|
|
|
|
|
by E6300
3260 days ago
|
|
The only situation where I imagine that could happen is if you need to apply a small number of instructions to a massive data set that's fully loaded in memory. What sort of application are you running? If you can say, obviously. |
|
Two channel memory systems assuming DDR4@2400 can do about 40GB/sec. Thread ripper is about double that (of the skylake-x, but NOT the kabylake-x). The new skylake xeons are 6 channel (about 120GB/sec) and the new AMD Epyc is 8 channel (about 160GB/sec).
Assuming a perfectly sequential access pattern and something simple like a=b+c (which reads 16 bytes and writes 8 bytes) you can run 1.6 billion of those a second.
So to not be memory bound you need to run an extra 15 times more instructions... without adding any cache misses, just to execute one instruction per cycle (a fraction of the possible). If it's less you are memory bound.
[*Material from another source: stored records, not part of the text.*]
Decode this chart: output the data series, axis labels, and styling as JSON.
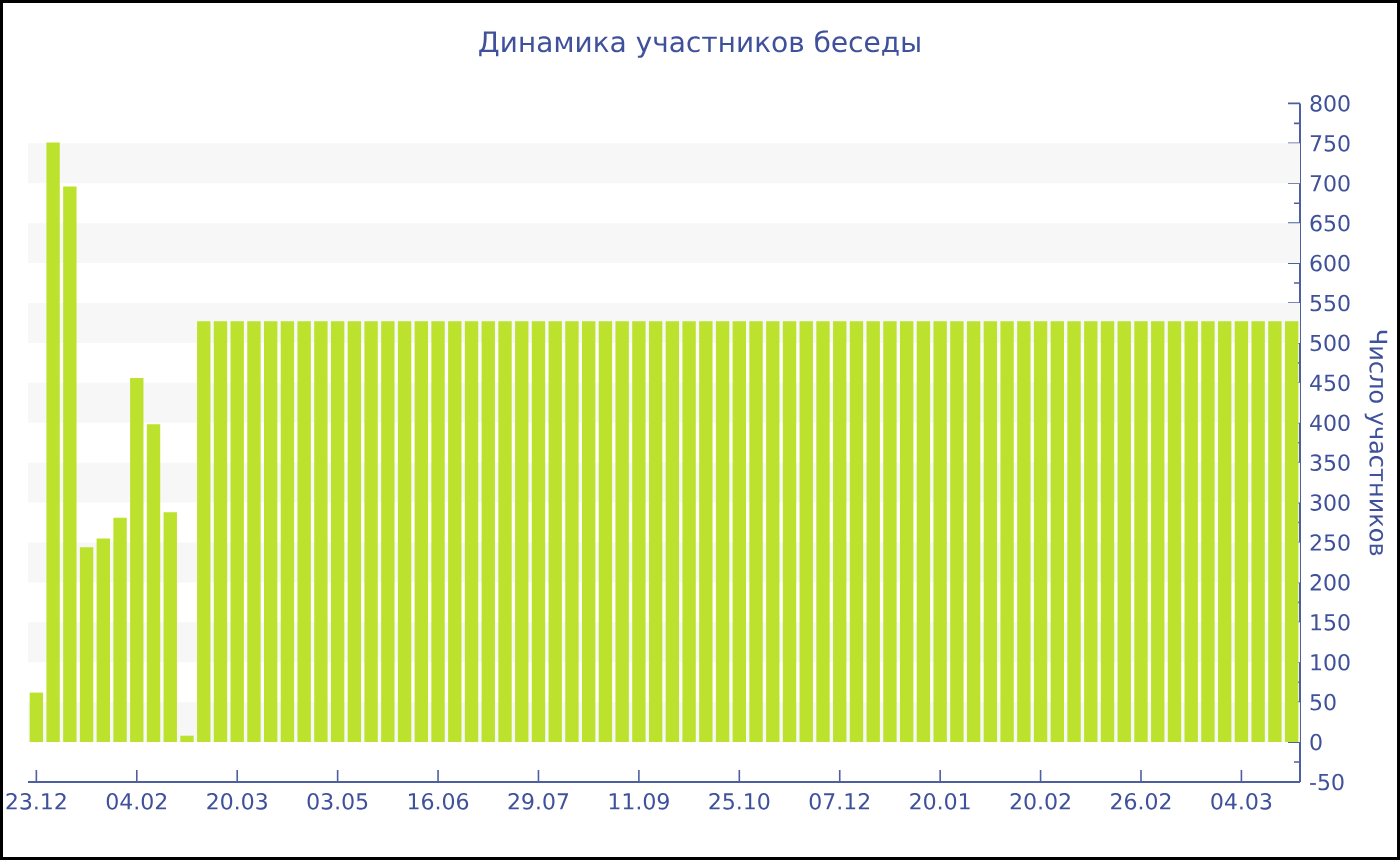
{
  "chart_data": {
    "type": "bar",
    "title": "Динамика участников беседы",
    "ylabel": "Число участников",
    "categories": [
      "23.12",
      null,
      null,
      null,
      null,
      null,
      "04.02",
      null,
      null,
      null,
      null,
      null,
      "20.03",
      null,
      null,
      null,
      null,
      null,
      "03.05",
      null,
      null,
      null,
      null,
      null,
      "16.06",
      null,
      null,
      null,
      null,
      null,
      "29.07",
      null,
      null,
      null,
      null,
      null,
      "11.09",
      null,
      null,
      null,
      null,
      null,
      "25.10",
      null,
      null,
      null,
      null,
      null,
      "07.12",
      null,
      null,
      null,
      null,
      null,
      "20.01",
      null,
      null,
      null,
      null,
      null,
      "20.02",
      null,
      null,
      null,
      null,
      null,
      "26.02",
      null,
      null,
      null,
      null,
      null,
      "04.03",
      null,
      null,
      null
    ],
    "values": [
      62,
      751,
      696,
      244,
      255,
      281,
      456,
      398,
      288,
      8,
      527,
      527,
      527,
      527,
      527,
      527,
      527,
      527,
      527,
      527,
      527,
      527,
      527,
      527,
      527,
      527,
      527,
      527,
      527,
      527,
      527,
      527,
      527,
      527,
      527,
      527,
      527,
      527,
      527,
      527,
      527,
      527,
      527,
      527,
      527,
      527,
      527,
      527,
      527,
      527,
      527,
      527,
      527,
      527,
      527,
      527,
      527,
      527,
      527,
      527,
      527,
      527,
      527,
      527,
      527,
      527,
      527,
      527,
      527,
      527,
      527,
      527,
      527,
      527,
      527,
      527
    ],
    "color": "#bde22e",
    "ylim": [
      -50,
      800
    ],
    "yticks": [
      -50,
      0,
      50,
      100,
      150,
      200,
      250,
      300,
      350,
      400,
      450,
      500,
      550,
      600,
      650,
      700,
      750,
      800
    ],
    "bands": [
      {
        "axis": "y",
        "from": 0,
        "to": 50,
        "color": "#f7f7f7"
      },
      {
        "axis": "y",
        "from": 100,
        "to": 150,
        "color": "#f7f7f7"
      },
      {
        "axis": "y",
        "from": 200,
        "to": 250,
        "color": "#f7f7f7"
      },
      {
        "axis": "y",
        "from": 300,
        "to": 350,
        "color": "#f7f7f7"
      },
      {
        "axis": "y",
        "from": 400,
        "to": 450,
        "color": "#f7f7f7"
      },
      {
        "axis": "y",
        "from": 500,
        "to": 550,
        "color": "#f7f7f7"
      },
      {
        "axis": "y",
        "from": 600,
        "to": 650,
        "color": "#f7f7f7"
      },
      {
        "axis": "y",
        "from": 700,
        "to": 750,
        "color": "#f7f7f7"
      }
    ]
  }
}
Now imagine it's not perfectly sequential, and instead you have to retrieve something from memory before you know where to go next. Like say a database index, binary tree, or linked list. Instead of getting 8 bytes @ 2400 Mhz you get 8 bytes per 70 ns. Keep in mind that's 8 bytes per 1/2.4 ns vs 70 or 168 times worse.
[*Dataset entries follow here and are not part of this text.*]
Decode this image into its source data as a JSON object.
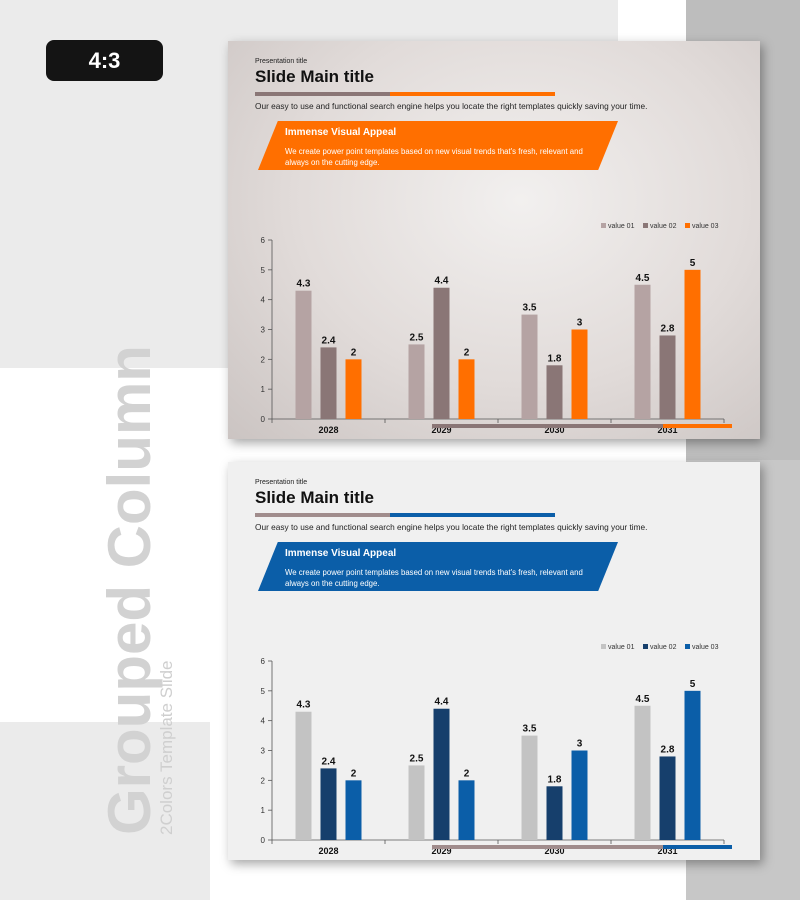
{
  "badge": {
    "label": "4:3"
  },
  "side": {
    "title": "Grouped Column",
    "subtitle": "2Colors Template Slide"
  },
  "slides": [
    {
      "theme": "orange",
      "presentation_title": "Presentation title",
      "main_title": "Slide Main title",
      "description": "Our easy to use and functional search engine helps you locate the right templates quickly saving your time.",
      "banner_title": "Immense Visual Appeal",
      "banner_text": "We create power point templates based on new visual trends that's fresh, relevant and always on the cutting edge.",
      "colors": {
        "accent": "#ff6f00",
        "series": [
          "#b5a3a3",
          "#8a7676",
          "#ff6f00"
        ],
        "neutral": "#8a7676"
      }
    },
    {
      "theme": "blue",
      "presentation_title": "Presentation title",
      "main_title": "Slide Main title",
      "description": "Our easy to use and functional search engine helps you locate the right templates quickly saving your time.",
      "banner_title": "Immense Visual Appeal",
      "banner_text": "We create power point templates based on new visual trends that's fresh, relevant and always on the cutting edge.",
      "colors": {
        "accent": "#0b5ea8",
        "series": [
          "#c3c3c3",
          "#163f6c",
          "#0b5ea8"
        ],
        "neutral": "#a08c8c"
      }
    }
  ],
  "chart_data": [
    {
      "type": "bar",
      "categories": [
        "2028",
        "2029",
        "2030",
        "2031"
      ],
      "series": [
        {
          "name": "value 01",
          "values": [
            4.3,
            2.5,
            3.5,
            4.5
          ]
        },
        {
          "name": "value 02",
          "values": [
            2.4,
            4.4,
            1.8,
            2.8
          ]
        },
        {
          "name": "value 03",
          "values": [
            2,
            2,
            3,
            5
          ]
        }
      ],
      "title": "",
      "xlabel": "",
      "ylabel": "",
      "ylim": [
        0,
        6
      ],
      "yticks": [
        0,
        1,
        2,
        3,
        4,
        5,
        6
      ],
      "legend": "top-right",
      "grid": false
    },
    {
      "type": "bar",
      "categories": [
        "2028",
        "2029",
        "2030",
        "2031"
      ],
      "series": [
        {
          "name": "value 01",
          "values": [
            4.3,
            2.5,
            3.5,
            4.5
          ]
        },
        {
          "name": "value 02",
          "values": [
            2.4,
            4.4,
            1.8,
            2.8
          ]
        },
        {
          "name": "value 03",
          "values": [
            2,
            2,
            3,
            5
          ]
        }
      ],
      "title": "",
      "xlabel": "",
      "ylabel": "",
      "ylim": [
        0,
        6
      ],
      "yticks": [
        0,
        1,
        2,
        3,
        4,
        5,
        6
      ],
      "legend": "top-right",
      "grid": false
    }
  ]
}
Suddenly instead of needing 15 times more instructions you need 2500 instructions per memory load, all without a extra cache miss.
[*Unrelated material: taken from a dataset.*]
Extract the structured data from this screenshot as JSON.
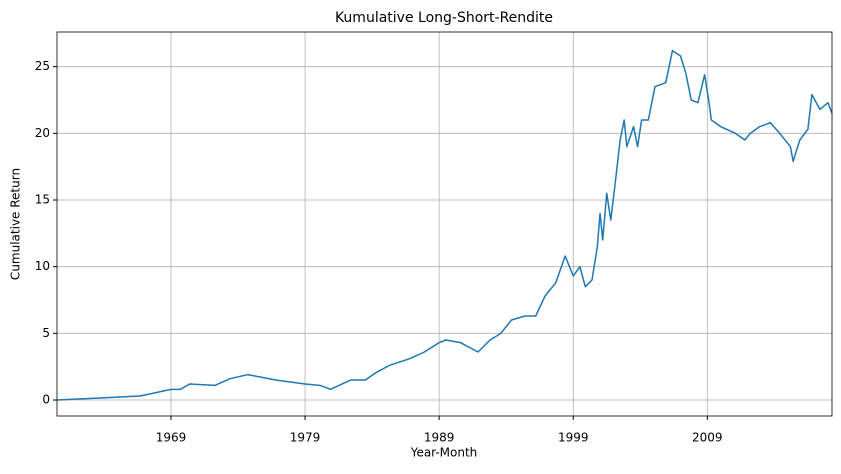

So as you can see it can be quite easy to be memory limited. Sure some things do an amazing amount of calculations on very little data. But many things are data intensive, which justifies the large ram and large memory bandwidth machines that make up pretty much all servers shipped today. Memory bandwidth is expensive (CPU package, pins, sockets, motherboard traces, additional motherboard layers, power, etc), but well justified in many cases.